Normalized and segmented gray matter images were then used to create asymmetry maps. Asymmetry maps were calculated on voxel-by-voxel basis using the function ImCalc included in SPM2, according to the formula: 2*[i−(f)i]/[i+(f)i]; where i denotes the probabilistic map and gray matter and (f)i its left–right flipped version, over the x axis origin. The resulting asymmetry maps were submitted to an independent sample t-test comparing the two age groups (VBM analysis 2). We aimed to investigate brain areas where asymmetry would increase as a function of age. The results of this type of analysis are difficult to interpret because they could reflect that the younger individuals started with a L>R asymmetry that diminishes with age, or that the older individuals have a R>L asymmetry that has increased with age. Therefore, to clarify the interpretation, we initially searched for voxels in older individuals that, compared to younger individuals, would exhibit an absolute Z score higher than 1.96, in the same direction of the mean asymmetry index for that voxel (positive or negative) in the older group. Once identified, these voxels were used to create a mask representing regions where asymmetry was more extreme (either positive or negative) in older individuals. This mask was then explicitly applied to an independent sample t-test comparing the smoothed asymmetry maps between the older and younger groups, i.e., only voxels contained in the mask were assessed.
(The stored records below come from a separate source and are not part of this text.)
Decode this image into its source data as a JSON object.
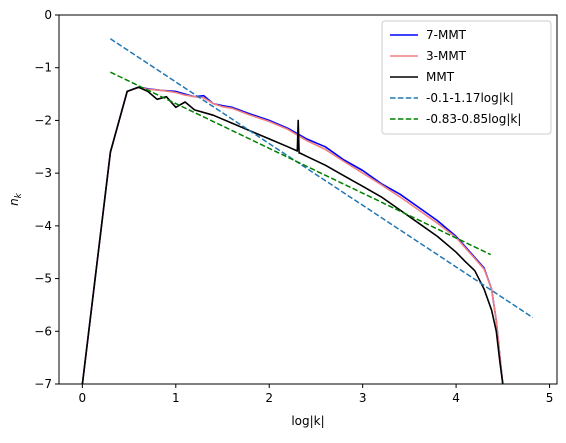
{
  "chart_data": {
    "type": "line",
    "xlabel": "log|k|",
    "ylabel": "n_k",
    "xlim": [
      -0.25,
      5.08
    ],
    "ylim": [
      -7,
      0
    ],
    "xticks": [
      0,
      1,
      2,
      3,
      4,
      5
    ],
    "yticks": [
      0,
      -1,
      -2,
      -3,
      -4,
      -5,
      -6,
      -7
    ],
    "grid": false,
    "legend_position": "top-right",
    "series": [
      {
        "name": "7-MMT",
        "color": "#0000ff",
        "style": "solid",
        "x": [
          0,
          0.3,
          0.48,
          0.6,
          0.7,
          0.85,
          1.0,
          1.1,
          1.2,
          1.3,
          1.4,
          1.5,
          1.6,
          1.8,
          2.0,
          2.2,
          2.4,
          2.6,
          2.8,
          3.0,
          3.2,
          3.4,
          3.6,
          3.8,
          4.0,
          4.1,
          4.2,
          4.3,
          4.38,
          4.43,
          4.47,
          4.5
        ],
        "y": [
          -7,
          -2.6,
          -1.45,
          -1.37,
          -1.4,
          -1.43,
          -1.45,
          -1.5,
          -1.55,
          -1.53,
          -1.68,
          -1.72,
          -1.75,
          -1.88,
          -2.0,
          -2.15,
          -2.35,
          -2.5,
          -2.75,
          -2.95,
          -3.2,
          -3.4,
          -3.65,
          -3.9,
          -4.2,
          -4.4,
          -4.6,
          -4.8,
          -5.2,
          -5.8,
          -6.5,
          -7
        ]
      },
      {
        "name": "3-MMT",
        "color": "#f08080",
        "style": "solid",
        "x": [
          0,
          0.3,
          0.48,
          0.6,
          0.7,
          0.85,
          1.0,
          1.1,
          1.2,
          1.3,
          1.4,
          1.5,
          1.6,
          1.8,
          2.0,
          2.2,
          2.4,
          2.6,
          2.8,
          3.0,
          3.2,
          3.4,
          3.6,
          3.8,
          4.0,
          4.1,
          4.2,
          4.3,
          4.38,
          4.43,
          4.47,
          4.5
        ],
        "y": [
          -7,
          -2.6,
          -1.45,
          -1.38,
          -1.41,
          -1.43,
          -1.47,
          -1.52,
          -1.55,
          -1.57,
          -1.68,
          -1.74,
          -1.77,
          -1.9,
          -2.02,
          -2.17,
          -2.38,
          -2.55,
          -2.78,
          -3.0,
          -3.22,
          -3.45,
          -3.7,
          -3.95,
          -4.22,
          -4.42,
          -4.62,
          -4.82,
          -5.2,
          -5.8,
          -6.5,
          -7
        ]
      },
      {
        "name": "MMT",
        "color": "#000000",
        "style": "solid",
        "x": [
          0,
          0.3,
          0.48,
          0.6,
          0.7,
          0.8,
          0.9,
          1.0,
          1.1,
          1.2,
          1.4,
          1.6,
          1.8,
          2.0,
          2.2,
          2.3,
          2.31,
          2.32,
          2.33,
          2.4,
          2.6,
          2.8,
          3.0,
          3.2,
          3.4,
          3.6,
          3.8,
          4.0,
          4.1,
          4.2,
          4.3,
          4.38,
          4.43,
          4.47,
          4.5
        ],
        "y": [
          -7,
          -2.6,
          -1.45,
          -1.37,
          -1.45,
          -1.6,
          -1.55,
          -1.75,
          -1.65,
          -1.8,
          -1.9,
          -2.05,
          -2.2,
          -2.35,
          -2.5,
          -2.58,
          -2.0,
          -2.62,
          -2.62,
          -2.68,
          -2.85,
          -3.05,
          -3.25,
          -3.45,
          -3.7,
          -3.95,
          -4.2,
          -4.5,
          -4.68,
          -4.85,
          -5.2,
          -5.6,
          -6.0,
          -6.6,
          -7
        ]
      },
      {
        "name": "-0.1-1.17log|k|",
        "color": "#1f77b4",
        "style": "dashed",
        "x": [
          0.3,
          4.82
        ],
        "y": [
          -0.451,
          -5.739
        ]
      },
      {
        "name": "-0.83-0.85log|k|",
        "color": "#008000",
        "style": "dashed",
        "x": [
          0.3,
          4.37
        ],
        "y": [
          -1.085,
          -4.545
        ]
      }
    ]
  }
}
This parametric group analysis was performed using the software NPM. Results were then thresholded with a 5% False Discovery Rate (FDR).
Finally, we investigated changes in gray matter and asymmetry indexes in a region of interest (ROI) defined in the approximate sensorimotor region representing the hand (VBM analysis 3) (Fig. 2) (center of mass: x=±35, y=−26, z=58, volume=4168 mm3, ranges:−48<x<−24, −40<y−14, 52<z<66), according to the BrainMap database library of ROIs (http://brainmap.org) available at (http://hendrix.ei.dtu.dk/services/jerne/ninf/voi/index-alphabetic.html). This ROI was chosen based a review of functional and structural literature assessing hand area (Fox et al., 1994). It encompassed Brodmann areas 2, 3, 4, 6 and 40 (the number of 1 mm3 voxels in each areas being: BA 2=655; BA 3=3399; BA 4=3412; BA 6=2935; BA 40=185).
We investigated the correlation between the asymmetry index and age using a t-test for each voxel contained within the ROI. We also extracted the mean asymmetry index from the ROI and compared the values between the older and younger groups using an independent sample t-test. Finally, we extracted the gray matter volume from left and right hand areas and compared the values between younger and older subjects using a repeated measure ANOVA with 1 within subject factor (side: left or right) and 1 between subjects factor (group: older or younger). The test ANOVA was chosen so as to enable the discrimination of the effect size for each factor.
The mean gray matter volume or asymmetry data, described in second and third ROI analyses mentioned above were extracted using the software MarsBar (Brett et al., 2002). Statistical analyses involving mean gray matter or asymmetry indexes were performed with the software SPSS v12. The threshold for statistical significance was set as p<0.05.
This study was supported by the National Institutes of Health through the following grants: NINDS R01 NS054266 and NIDCD R01 DC008355.
5. Conflict of interest statement: There are no conflicts of interest associated with this study.